You know what I have noticed? And I notice it more and more. People who do not like themselves, not deeply, take it out on others. Somehow we manage to take one another down to our own level. I call this unprofessional wrestling. It makes professional wrestling look good, even fair. We become antagonists, people who follow agony and feed on it.

I've tried this. We all have. Believe me, it's not worth it. Just remember, the middle of the story may be the end of the story. Any moment. Any time. What happens tomorrow may be the last thing that happens, the last thing for them, the last thing for you.

Think about the person you are angriest with right now. I'll give you a moment. Who is the killer in your life? Who is causing you real, honest to God, pain.

All right. Now imagine this. Tomorrow, he or she goes out for a newspaper.

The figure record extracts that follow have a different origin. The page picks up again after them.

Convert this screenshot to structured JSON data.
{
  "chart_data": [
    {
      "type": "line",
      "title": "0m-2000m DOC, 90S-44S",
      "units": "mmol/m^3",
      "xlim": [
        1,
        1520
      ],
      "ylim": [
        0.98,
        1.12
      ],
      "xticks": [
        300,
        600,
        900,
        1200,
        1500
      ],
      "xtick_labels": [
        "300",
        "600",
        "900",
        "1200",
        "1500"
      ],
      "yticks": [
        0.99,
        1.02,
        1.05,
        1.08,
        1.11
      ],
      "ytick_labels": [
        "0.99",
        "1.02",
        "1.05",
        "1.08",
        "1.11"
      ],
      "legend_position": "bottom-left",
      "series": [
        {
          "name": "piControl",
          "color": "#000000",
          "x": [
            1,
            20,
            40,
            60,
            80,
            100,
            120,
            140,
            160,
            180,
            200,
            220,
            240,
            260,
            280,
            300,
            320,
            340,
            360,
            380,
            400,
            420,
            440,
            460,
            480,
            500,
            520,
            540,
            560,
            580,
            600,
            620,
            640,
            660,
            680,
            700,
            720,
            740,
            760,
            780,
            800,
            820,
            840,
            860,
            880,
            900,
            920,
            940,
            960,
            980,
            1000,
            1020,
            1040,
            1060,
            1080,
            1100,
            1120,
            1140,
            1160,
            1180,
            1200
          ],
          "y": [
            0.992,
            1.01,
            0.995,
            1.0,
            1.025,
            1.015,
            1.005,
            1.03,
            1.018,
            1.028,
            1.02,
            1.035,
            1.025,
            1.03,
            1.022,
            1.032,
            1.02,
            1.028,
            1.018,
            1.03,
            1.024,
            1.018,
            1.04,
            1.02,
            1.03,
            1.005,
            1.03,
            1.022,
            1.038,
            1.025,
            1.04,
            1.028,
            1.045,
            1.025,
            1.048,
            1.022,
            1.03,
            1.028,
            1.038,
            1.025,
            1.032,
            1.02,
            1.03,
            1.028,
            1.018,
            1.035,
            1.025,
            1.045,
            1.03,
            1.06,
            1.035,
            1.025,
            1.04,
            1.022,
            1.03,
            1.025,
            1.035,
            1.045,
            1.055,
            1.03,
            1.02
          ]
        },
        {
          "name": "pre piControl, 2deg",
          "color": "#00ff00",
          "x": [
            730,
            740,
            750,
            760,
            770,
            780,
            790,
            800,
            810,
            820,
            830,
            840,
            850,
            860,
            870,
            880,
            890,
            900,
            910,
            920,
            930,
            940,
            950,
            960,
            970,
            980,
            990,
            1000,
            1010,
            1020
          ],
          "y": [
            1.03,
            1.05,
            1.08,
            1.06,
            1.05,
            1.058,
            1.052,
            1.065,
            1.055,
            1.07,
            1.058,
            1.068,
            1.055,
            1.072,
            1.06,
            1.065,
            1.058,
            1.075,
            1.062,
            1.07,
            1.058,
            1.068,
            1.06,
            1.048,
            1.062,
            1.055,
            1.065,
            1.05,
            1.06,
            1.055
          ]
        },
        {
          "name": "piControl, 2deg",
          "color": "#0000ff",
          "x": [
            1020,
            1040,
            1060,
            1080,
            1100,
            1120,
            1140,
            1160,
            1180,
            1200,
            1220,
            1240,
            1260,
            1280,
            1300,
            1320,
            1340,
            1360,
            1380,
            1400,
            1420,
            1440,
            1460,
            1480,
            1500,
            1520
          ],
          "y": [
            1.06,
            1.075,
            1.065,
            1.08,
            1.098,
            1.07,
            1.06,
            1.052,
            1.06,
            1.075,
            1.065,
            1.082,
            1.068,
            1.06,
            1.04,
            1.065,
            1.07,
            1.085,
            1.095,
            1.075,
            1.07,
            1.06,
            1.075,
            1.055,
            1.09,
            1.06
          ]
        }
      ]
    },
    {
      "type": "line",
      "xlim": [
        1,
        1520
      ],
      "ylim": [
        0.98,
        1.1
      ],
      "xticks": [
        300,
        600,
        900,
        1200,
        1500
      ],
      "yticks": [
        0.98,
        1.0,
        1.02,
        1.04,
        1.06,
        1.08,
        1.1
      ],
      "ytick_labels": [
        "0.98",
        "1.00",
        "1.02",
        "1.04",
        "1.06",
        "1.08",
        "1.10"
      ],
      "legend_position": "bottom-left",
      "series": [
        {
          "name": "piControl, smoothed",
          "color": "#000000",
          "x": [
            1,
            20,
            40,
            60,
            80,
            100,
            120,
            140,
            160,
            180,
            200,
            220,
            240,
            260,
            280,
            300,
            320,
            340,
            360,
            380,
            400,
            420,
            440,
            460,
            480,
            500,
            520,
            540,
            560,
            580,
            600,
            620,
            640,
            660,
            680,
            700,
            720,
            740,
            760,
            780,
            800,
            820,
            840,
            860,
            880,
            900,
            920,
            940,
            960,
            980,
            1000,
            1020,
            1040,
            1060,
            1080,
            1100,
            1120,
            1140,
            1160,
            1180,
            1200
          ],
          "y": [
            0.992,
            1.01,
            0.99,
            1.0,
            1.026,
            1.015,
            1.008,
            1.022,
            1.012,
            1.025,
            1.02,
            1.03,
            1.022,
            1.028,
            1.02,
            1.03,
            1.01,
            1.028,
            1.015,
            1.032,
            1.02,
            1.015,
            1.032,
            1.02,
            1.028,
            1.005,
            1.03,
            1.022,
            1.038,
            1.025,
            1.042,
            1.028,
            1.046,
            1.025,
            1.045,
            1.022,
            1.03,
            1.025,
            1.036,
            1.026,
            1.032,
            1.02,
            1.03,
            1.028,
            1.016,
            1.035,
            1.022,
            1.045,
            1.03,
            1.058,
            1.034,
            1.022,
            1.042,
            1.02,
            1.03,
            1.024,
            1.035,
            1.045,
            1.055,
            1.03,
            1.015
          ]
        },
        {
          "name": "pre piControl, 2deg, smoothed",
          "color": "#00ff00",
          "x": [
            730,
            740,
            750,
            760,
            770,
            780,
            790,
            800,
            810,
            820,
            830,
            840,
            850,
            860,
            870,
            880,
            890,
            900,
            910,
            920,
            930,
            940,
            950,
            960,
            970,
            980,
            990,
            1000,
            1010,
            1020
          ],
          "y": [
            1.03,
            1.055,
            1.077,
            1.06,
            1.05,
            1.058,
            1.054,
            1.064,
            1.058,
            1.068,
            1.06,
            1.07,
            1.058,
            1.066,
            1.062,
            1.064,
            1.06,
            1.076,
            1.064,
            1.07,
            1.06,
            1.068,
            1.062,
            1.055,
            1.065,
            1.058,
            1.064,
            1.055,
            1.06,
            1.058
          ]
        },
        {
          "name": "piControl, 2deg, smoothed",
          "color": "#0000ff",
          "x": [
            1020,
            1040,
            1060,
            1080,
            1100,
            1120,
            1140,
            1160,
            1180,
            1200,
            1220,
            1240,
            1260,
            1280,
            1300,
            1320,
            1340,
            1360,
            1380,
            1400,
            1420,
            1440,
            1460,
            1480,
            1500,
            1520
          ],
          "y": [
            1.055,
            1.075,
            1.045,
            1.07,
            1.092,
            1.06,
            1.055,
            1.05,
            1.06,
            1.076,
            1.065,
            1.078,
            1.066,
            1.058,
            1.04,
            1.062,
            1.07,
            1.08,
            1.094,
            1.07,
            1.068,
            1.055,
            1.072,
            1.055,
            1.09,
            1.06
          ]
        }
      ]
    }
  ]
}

As the person is crossing the street, a drunk driver runs the light and strikes your nemesis down. A passerby rushes over, cradles her, cradles him, in her arms, but he was killed, she was killed, instantly. Two hours later, you get the call. Period. End of Story.

For us, of course, once again, middle of story. Another unexpected twist. The end of a chapter. Or the opening of a new one, perhaps one we might have opened a little earlier or somewhat differently, maybe even before it was too late.

For that's one thing about these stories we are in. Whenever we wish, we can add a line or two, not erase what has been written, but recast it, reform it, sometimes even surprise ourselves and others with a little character development. So long as the Book of Life is open and in our hands, it is our book, to do with what we will.